Neuroscientist Dorothy Bishop provides a student-level opinion piece in the Guardian that addresses the “missing heritability” problem without using the term: “Where does the myth of a gene for things like intelligence come from?”.
It’s an unfortunate headline, because she doesn’t disagree with a strong genetic influence on personality, intelligence or other behavioral traits. Bishop merely explains that they are polygenic, with few genes of strong effect. The “myth” is the assumption that there’s “a gene for” a trait, instead of many genes influencing a trait.
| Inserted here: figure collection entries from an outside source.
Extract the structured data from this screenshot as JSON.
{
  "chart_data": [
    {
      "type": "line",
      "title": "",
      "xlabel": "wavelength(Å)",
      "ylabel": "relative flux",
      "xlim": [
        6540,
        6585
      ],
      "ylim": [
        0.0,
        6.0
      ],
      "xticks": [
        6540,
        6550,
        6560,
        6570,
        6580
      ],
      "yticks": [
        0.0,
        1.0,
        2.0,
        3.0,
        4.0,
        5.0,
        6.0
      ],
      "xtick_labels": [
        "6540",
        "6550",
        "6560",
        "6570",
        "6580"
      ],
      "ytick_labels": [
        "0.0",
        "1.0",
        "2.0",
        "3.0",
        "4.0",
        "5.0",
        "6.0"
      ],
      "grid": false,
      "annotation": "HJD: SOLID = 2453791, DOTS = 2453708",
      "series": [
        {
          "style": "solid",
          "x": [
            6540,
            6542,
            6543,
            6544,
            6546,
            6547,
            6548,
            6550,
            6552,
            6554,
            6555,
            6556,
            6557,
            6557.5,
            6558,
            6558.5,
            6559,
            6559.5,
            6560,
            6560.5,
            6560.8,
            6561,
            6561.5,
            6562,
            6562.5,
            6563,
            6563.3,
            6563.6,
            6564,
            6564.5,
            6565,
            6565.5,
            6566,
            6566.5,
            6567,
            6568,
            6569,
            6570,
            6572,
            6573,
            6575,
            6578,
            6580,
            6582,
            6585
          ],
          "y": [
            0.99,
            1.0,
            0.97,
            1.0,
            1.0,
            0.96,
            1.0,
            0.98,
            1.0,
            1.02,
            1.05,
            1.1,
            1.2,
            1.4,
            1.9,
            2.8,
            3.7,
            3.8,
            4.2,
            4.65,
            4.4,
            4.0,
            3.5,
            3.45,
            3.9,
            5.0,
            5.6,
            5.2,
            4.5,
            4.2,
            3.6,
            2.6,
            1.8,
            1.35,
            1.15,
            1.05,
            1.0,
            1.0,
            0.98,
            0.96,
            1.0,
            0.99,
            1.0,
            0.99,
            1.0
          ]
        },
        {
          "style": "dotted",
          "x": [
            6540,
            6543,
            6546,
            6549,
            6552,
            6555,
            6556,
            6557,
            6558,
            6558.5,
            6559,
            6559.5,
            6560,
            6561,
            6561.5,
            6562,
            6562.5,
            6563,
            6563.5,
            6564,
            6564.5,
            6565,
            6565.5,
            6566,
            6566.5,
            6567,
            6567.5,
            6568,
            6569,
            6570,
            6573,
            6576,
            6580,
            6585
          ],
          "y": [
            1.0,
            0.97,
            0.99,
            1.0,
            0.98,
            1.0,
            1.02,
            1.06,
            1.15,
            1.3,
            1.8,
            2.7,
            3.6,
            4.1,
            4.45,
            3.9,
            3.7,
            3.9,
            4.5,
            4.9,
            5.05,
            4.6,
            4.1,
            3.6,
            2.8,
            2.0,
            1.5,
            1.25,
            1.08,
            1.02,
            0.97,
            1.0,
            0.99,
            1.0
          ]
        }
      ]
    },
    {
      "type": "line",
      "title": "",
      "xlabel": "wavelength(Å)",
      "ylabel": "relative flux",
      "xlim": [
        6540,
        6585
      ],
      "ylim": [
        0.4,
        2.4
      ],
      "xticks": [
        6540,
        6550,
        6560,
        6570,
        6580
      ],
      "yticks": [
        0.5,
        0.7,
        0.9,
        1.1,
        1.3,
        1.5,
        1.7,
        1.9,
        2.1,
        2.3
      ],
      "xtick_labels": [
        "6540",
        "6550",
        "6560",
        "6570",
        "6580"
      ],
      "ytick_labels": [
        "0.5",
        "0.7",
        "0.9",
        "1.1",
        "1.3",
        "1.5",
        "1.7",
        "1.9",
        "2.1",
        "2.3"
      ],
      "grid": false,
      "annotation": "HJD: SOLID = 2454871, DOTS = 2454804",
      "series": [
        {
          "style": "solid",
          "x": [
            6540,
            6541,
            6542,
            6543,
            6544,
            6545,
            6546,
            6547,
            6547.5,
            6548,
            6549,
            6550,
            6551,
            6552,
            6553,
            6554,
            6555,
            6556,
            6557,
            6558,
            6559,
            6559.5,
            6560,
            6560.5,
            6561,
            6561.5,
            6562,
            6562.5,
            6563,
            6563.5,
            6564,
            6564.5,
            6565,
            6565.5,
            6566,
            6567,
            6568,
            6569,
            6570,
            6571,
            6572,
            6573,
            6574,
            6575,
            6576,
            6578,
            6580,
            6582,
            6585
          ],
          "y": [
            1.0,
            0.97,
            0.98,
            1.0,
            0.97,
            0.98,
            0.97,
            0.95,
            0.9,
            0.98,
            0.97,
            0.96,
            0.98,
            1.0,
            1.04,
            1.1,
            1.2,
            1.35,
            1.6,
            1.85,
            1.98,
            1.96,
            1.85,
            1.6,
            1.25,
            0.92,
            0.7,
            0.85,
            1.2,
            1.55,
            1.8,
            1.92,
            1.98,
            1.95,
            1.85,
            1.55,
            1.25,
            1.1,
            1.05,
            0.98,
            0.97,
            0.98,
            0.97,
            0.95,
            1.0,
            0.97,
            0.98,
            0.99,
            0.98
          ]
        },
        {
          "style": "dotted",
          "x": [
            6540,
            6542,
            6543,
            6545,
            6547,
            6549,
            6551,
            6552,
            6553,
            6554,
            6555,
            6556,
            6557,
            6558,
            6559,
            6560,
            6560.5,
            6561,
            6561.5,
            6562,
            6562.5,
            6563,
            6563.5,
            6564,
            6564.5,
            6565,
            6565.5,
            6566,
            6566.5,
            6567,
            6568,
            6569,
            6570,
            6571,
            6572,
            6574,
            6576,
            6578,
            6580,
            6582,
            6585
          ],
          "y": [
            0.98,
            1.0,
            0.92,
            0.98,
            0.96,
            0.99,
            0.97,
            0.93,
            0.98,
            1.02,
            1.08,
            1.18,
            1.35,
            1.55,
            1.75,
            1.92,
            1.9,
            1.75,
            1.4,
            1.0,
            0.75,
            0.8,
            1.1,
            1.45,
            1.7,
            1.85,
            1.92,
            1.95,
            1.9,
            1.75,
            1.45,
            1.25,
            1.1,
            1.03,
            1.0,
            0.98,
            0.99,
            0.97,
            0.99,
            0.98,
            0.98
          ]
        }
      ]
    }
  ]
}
Consider one of the more reliable associations between genes and behaviour: a gene known as KIAA0319 which has been found to relate to reading ability in several different samples. In one study, an overall association was reported with a p value of 0.0001, indicating that the likelihood of the association being a fluke is 1 in 10,000. However, this reflected the fact that one gene variant was found in 39% of normal readers and only 25% of dyslexics, with a different variant being seen in 30% of controls and 35% of dyslexics.
Some commentators have argued that such small effects are uninteresting. I disagree: findings like this can pave the way for studies into the neurobiological effects of the gene on brain development, and for studies of gene-gene and gene-environment interactions. But it does mean that talk of a "gene for dyslexia", or genetic screening for personality or ability, is seriously misguided.
This is far from saying there’s “no gene” for dyslexia; but the public could use much more discussion of what these genetic studies actually show, and much less sensationalizing of the “scientists find gene for dyslexia” variety.
I know, I’m preaching to the choir here. What I don’t understand is why we keep having to make this point, after thirty years of headline writers getting this wrong time and time again. I won’t blame science writers for this one, because the real problem is the sound byte.
I don’t fully agree with the piece, in that I think Bishop underestimates the prospect of genetic tests. Sure, testing a single SNP does no good for most traits, but in the long run we will see many quantitative traits for which multi-locus combinations predict phenotypes a lot better than chance.
Still, the general point holds. Right now, family history is a better predictor of most traits than any genetic assay. Having a twin gives you the best prediction of all – which is another way of saying that the heritability estimates from twins and other pedigrees that Bishop discusses are the evidence we need to account for genetically.